Adult film production company

Third World Media is an American independent adult entertainment production studio founded in 1999 by Steve Scott and director Ed Hunter. It was one of the first American producers of entertainment featuring performers exclusively from outside the United States.

==Company history==
The company, initially named Asian Eyes Pictures, placed an emphasis on Japanese hardcore content in its early years. As the company grew, it expanded its production to Southeast Asia and South America. In late 2006, Third World Media added Katana, a high-end Japanese lineup featuring popular Japanese AV stars and scripted, subtitled story lines.
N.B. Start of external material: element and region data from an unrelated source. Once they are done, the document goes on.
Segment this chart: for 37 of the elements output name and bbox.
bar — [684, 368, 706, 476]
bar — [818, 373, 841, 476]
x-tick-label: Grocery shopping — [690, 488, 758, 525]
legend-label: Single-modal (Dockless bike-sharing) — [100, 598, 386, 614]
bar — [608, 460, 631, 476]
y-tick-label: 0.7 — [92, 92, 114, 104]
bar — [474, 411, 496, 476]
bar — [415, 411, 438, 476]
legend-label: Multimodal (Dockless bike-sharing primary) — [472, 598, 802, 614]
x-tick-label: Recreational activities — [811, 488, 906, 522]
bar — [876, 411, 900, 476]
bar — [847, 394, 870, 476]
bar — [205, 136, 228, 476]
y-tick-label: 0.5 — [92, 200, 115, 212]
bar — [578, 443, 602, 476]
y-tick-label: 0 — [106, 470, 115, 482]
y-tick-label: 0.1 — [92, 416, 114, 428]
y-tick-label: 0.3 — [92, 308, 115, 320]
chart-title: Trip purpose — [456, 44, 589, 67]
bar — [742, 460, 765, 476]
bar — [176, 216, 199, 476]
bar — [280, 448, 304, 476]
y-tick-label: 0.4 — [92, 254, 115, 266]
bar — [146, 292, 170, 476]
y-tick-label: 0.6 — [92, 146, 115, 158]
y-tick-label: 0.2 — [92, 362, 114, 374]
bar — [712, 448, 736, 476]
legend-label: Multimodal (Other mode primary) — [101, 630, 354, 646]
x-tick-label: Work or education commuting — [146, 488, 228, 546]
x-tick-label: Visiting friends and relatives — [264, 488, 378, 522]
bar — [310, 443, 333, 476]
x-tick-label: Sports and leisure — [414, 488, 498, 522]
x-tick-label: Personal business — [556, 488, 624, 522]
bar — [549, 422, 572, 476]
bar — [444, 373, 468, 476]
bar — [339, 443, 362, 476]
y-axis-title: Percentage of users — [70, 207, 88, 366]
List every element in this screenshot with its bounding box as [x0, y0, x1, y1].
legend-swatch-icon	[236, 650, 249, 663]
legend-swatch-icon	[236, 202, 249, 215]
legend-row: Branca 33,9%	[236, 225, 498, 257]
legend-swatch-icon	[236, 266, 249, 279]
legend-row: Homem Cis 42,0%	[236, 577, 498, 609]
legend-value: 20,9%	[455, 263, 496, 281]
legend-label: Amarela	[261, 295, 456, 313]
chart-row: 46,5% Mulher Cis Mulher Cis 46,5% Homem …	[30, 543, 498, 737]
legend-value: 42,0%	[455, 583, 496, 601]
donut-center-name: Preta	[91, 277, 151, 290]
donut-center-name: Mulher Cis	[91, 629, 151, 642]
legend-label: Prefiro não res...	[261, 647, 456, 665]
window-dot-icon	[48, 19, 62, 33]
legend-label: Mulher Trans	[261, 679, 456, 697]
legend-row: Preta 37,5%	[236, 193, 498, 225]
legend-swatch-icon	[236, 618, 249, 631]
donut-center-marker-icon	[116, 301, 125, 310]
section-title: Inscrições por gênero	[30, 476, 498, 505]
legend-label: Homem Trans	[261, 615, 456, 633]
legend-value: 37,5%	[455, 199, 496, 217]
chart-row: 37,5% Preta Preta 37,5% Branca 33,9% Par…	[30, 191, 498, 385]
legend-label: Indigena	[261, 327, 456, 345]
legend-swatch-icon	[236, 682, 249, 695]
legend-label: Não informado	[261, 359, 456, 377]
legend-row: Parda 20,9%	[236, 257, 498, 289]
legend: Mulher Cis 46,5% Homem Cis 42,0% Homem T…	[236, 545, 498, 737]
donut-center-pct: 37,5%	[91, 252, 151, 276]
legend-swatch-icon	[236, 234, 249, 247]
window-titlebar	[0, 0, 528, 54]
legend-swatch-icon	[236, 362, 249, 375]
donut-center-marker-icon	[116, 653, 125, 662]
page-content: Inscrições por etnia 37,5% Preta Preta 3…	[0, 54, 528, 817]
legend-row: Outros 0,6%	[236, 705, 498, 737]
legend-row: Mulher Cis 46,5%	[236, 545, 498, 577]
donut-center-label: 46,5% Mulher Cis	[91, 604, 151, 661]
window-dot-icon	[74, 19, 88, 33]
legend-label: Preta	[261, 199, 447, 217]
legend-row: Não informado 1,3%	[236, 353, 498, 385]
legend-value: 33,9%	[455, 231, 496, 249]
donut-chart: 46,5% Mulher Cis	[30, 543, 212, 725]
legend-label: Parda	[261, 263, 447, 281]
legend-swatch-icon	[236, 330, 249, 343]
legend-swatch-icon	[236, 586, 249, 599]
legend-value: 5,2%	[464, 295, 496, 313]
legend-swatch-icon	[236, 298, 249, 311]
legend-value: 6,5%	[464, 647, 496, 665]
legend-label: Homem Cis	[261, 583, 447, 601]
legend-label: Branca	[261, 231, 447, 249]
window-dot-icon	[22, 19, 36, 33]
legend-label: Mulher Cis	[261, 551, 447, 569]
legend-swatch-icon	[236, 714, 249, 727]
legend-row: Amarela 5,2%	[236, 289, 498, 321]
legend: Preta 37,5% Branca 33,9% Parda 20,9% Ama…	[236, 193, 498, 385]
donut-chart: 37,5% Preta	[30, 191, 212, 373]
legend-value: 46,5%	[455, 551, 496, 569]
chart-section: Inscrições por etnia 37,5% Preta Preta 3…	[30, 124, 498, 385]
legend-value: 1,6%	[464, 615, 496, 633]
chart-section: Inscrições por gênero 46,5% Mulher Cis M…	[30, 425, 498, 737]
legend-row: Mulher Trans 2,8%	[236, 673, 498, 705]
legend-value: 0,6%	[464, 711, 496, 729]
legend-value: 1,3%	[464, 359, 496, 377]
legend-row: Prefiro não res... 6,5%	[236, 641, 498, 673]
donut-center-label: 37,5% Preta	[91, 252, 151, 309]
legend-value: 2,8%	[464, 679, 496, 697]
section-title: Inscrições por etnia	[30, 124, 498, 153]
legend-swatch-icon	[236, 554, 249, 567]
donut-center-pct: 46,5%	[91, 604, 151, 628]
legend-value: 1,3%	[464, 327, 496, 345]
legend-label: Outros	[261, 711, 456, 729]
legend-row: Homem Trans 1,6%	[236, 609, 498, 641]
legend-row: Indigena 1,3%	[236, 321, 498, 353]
Scott, a fluent Japanese speaker, credits the growth of his company to his extensive travels in Asia. When Third World Media entered the adult market, the Japanese product entering the US market was produced for the Japanese domestic market, where penetration is blurred, or "mosaiced" to conform with their laws. Third World Media produces movies for distribution outside Japan, and its hardcore products are shot without mosaics.

Like the company's Asian titles, its Latin titles, which include transgender titles, are also produced to be sold primarily in the American market. Third World Media's veteran in-house director Ed Hunter makes frequent travels to South America to find performers who have not been seen by American audiences. The company also added John Florian as its sales manager in January 2008.

The company is also the exclusive distributor for performer Gia Darling's production company, Gia Darling Entertainment. Other adult film stars featured in Third World Media movies include Mai Haruna, Monica Mattos, Chocoball Mukai, Ed Powers, Allanah Starr, and Gia Darling, among others. Japanese AV idols Junko, featured in The Kimono Kronicles, and Mirai Haneda, star of Hello Titty 3, signed at Third World Media's 2008 AVN Adult Entertainment Expo booth.

==Awards==
The company was named the "Best Asian Release Company" in 2007 and 2008 by consumer adult video review magazine Adam Film World. At the 2009 AVN Awards the company won 'Best Ethnic-Themed Series – Asian' for Naughty Little Asians In January 2013 the company received XBIZ Awards for Transsexual Studio of the Year and Asian-Themed Series of the Year for Hello Titty.